I am trying to get a Cat6 cable to work in my G5 running OSX 10.4.8.

The cable will work in a PC and in our G4 (OS9). It will also work if I change the port the cable is in the switch.

It just won't work in the G5. If I put the old cable in, that works.
I cannot ping or do anything network related. There is no signal light on the switch.

Is there a setting I need to change on the G5 or something on the switch?

Any help/ideas gratefully received.


----------



## sinclair_tm (Mar 11, 2005)

ok, let me get this correct. this very same cat 6 cable works with a pc and classic g4, but not the g5. this is with the cable plugged into the same port on the switch, and the only change is with which computer the cable is plugged in?


----------



## hamuk (Dec 10, 2007)

That's right.


----------



## sinclair_tm (Mar 11, 2005)

well, i have been told that there is really nothing different with cat5 or cat6 cable. that the only real thing to be would to try to make sure that the ends are crimped tightly, or the ends of the cable might allow the g5's port to make a complete connection. have you tried a different cat6 cable?


----------



## hamuk (Dec 10, 2007)

Yes I have. 
We have another Cat6 Cable that works in a PC. 

I don't understand why the Cat6 cable works in other computers but not the G5. But my Cat5 cable works in the G5!

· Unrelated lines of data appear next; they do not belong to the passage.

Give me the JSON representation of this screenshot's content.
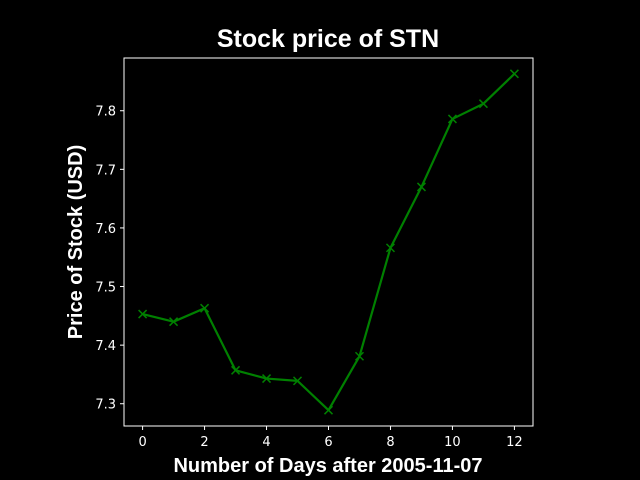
{
  "chart_data": {
    "type": "line",
    "title": "Stock price of STN",
    "xlabel": "Number of Days after 2005-11-07",
    "ylabel": "Price of Stock (USD)",
    "x": [
      0,
      1,
      2,
      3,
      4,
      5,
      6,
      7,
      8,
      9,
      10,
      11,
      12
    ],
    "xlim": [
      -0.6,
      12.6
    ],
    "ylim": [
      7.262,
      7.89
    ],
    "xticks": [
      "0",
      "2",
      "4",
      "6",
      "8",
      "10",
      "12"
    ],
    "yticks": [
      "7.3",
      "7.4",
      "7.5",
      "7.6",
      "7.7",
      "7.8"
    ],
    "series": [
      {
        "values": [
          7.453,
          7.44,
          7.463,
          7.357,
          7.343,
          7.339,
          7.289,
          7.381,
          7.566,
          7.67,
          7.786,
          7.812,
          7.863
        ],
        "color": "#008000",
        "marker": "x"
      }
    ],
    "grid": false,
    "background": "#000000",
    "foreground": "#ffffff"
  }
}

I have also re-made the connector twice.

It has been suggested that my ethernet card could be flaky or there is dust in it. This seems unlikeley to me considering I have no other problems with the network.


----------



## sinclair_tm (Mar 11, 2005)

does that other cat6 cable work in the g5? if it does, then the 1st cat6 cable is bad somehow. if it doesn't then i'd be looking at the cable types, like are they crossover or patch ethernet cables, and see what the cat5 cable is. if the cat5 is the other from the cat6, then i'd be saying that the g5's port is bad, and no longer autosenceing and switching as it should. if the port is bad, then it needs a new motherboard, or a ethernet expantion card. another thing to try is to plug the cable between the g5 and the other mac, or the pc, and see if you get them to communicate that way.


----------